Having more congestion initially might be due to everything wanting the fastest LUT input. Hopefully will still converge faster. You may also want to try a run with max_criticality clipped to something small (e.g. 0.1, or 0) so the router doesn't care that one input is faster.

litghost commented 5 years ago

Some results are in.

LUT equivilance pres_fac_mult acc_fac max_criticality CPD (ns) Runtime (sec) A* factor BB factor first_iter_pres_fac initial_pres_fac Reconvergence count Iterations
On 1.3 1 0.99 18.4141 2884.13 1.2 10 0 0.5 1 34
On 2 1 0.99 71.9663 1944.88 1.2 10 0 0.5 1 22
On 1.3 1 0.1 33.5886 2998.58 1.2 10 0 0.5 1 17
On 2 2 0.99 18.1179 1747.27 1.2 10 0 0.5 1 12
Off 1.3 1 0.99 20.1673 2310.6 1.2 10 0 0.5 1 30
Off 2 1 0.99 22.397 1403.21 1.2 10 0 0.5 1 16
Off 2 1 0.1 35.1067 1939.35 1.2 10 0 0.5 1 18
vaughnbetz commented 5 years ago

Thanks.
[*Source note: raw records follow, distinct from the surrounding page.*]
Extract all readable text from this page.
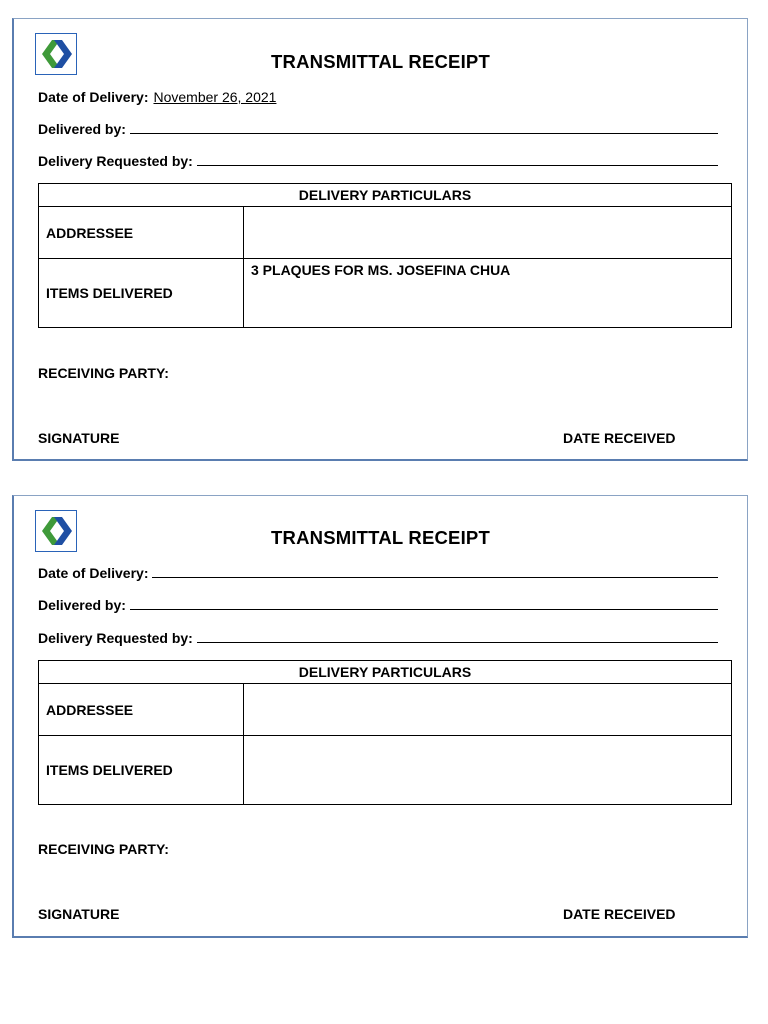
TRANSMITTAL RECEIPT
Date of Delivery: November 26, 2021
Delivered by:
Delivery Requested by:
DELIVERY PARTICULARS	
ADDRESSEE	
ITEMS DELIVERED	3 PLAQUES FOR MS. JOSEFINA CHUA
RECEIVING PARTY:
SIGNATURE	DATE RECEIVED
TRANSMITTAL RECEIPT
Date of Delivery:
Delivered by:
Delivery Requested by:
DELIVERY PARTICULARS	
ADDRESSEE	
ITEMS DELIVERED	
RECEIVING PARTY:
SIGNATURE	DATE RECEIVED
The fact that max_crit = 0.1 takes longer than max_crit = 0.99 is very strange. It implies something weird is happening; maybe the lookahead is not predicting the total base_cost of the resources expected on the path well?

vaughnbetz commented 5 years ago

Adding @YFWang97 @xuqinziyue @cindyhou to the discussion as they're working on Symbiflow quality.